Река рождается ручьями. Повесть об Александре Ульянове

Осипов Валерий Дмитриевич

Глава девятая

 

 

1

Симбирск. 31 марта 1887 года.

Володя проснулся рано и долго лежал с закрытыми глазами. Вставать не хотелось.

Размытые обрывки недавних видений возвращались к нему, исчезали, возвращались опять, и тогда он видел бессвязные, путаные картины не то случайных воспоминаний, не то полузабытых желаний, и все вместе это было похоже на бесшумное перелистывание какого-то огромного, незримого календаря, в котором числа и даты были заменены неделями и месяцами его собственной не очень веселой в последнее время жизни.

Раньше, до смерти отца, он, пожалуй, никогда не позволил бы себе так долго залеживаться по утрам в постели. Да и лежать-то в те времена по утрам никогда особенно и не хотелось.

В те годы по утрам, когда он просыпался почти всегда в одно и то же время у себя на втором этаже, в своей светлой и уютной комнатке на антресолях, в доме обычно уже была разлита хлопотливая суматоха большой, начинающей день семьи. Внизу, в прихожей, хлопали входные двери, в коридоре разговаривали, шумели, с веселыми криками и повизгиваньем бегали по комнатам Маняша и Митя, мама отдавала распоряжения по хозяйству, ворчала на младших няня Варвара Григорьевна, иногда слышался голос Ильи Николаевича, иногда о чем-то с самого утра начитали спорить Аня и Саша, в столовой расставляли стаканы и чашки, гремели посудой, несли с кухни окутанный паром, как большой волжский пароход, самовар, приготовляли чай.

Володя, проснувшись, быстро вскакивал с постели, делал гимнастику, бежал вниз умываться, потом садился повторять уроки, его звали пить чай, и он скатывался с грохотом по лестнице, распахивал двери в столовую, влезал на свой стул, болтал под столом ногами, катал хлебные шарики по скатерти, дразнил Маняшу, шептал что-то па ухо Мите, делая при этом такие страшные глаза, что у младшего брата наворачивались слезы, потом опять бежал наверх, собирал ранец, надевал шинель и фуражку, снова с шумом сбегал по ступеням, целовал папу и маму и, выбежав на улицу, припускался вдогонку за каким-нибудь ушастым приготовишкой...
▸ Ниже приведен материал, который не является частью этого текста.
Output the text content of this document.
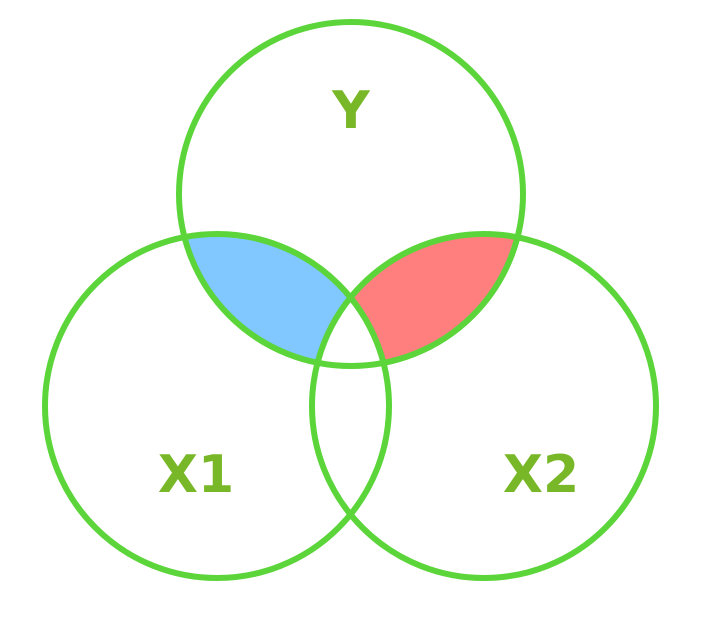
Y
X1	X2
Теперь по утрам в доме было тихо, уныло. Только на половине квартирантов раздавались иногда какие-то звуки, но Володя старался даже и не прислушиваться к ним.

Да, теперь по утрам на ульяновской половине было тихо, уныло, сиротливо.

Папа умер.

Аня и Саша в тюрьме.

Мама в Петербурге хлопочет за них.

Володя повернулся к Мите. Младший брат спал на спине, закинув руки за голову. В комнате, несмотря на ранний час, было серо, полутемно (под прямым углом к окну шла стена боковой пристройки), и Митино лицо в этих рассветных сумерках тоже было серым, землистым.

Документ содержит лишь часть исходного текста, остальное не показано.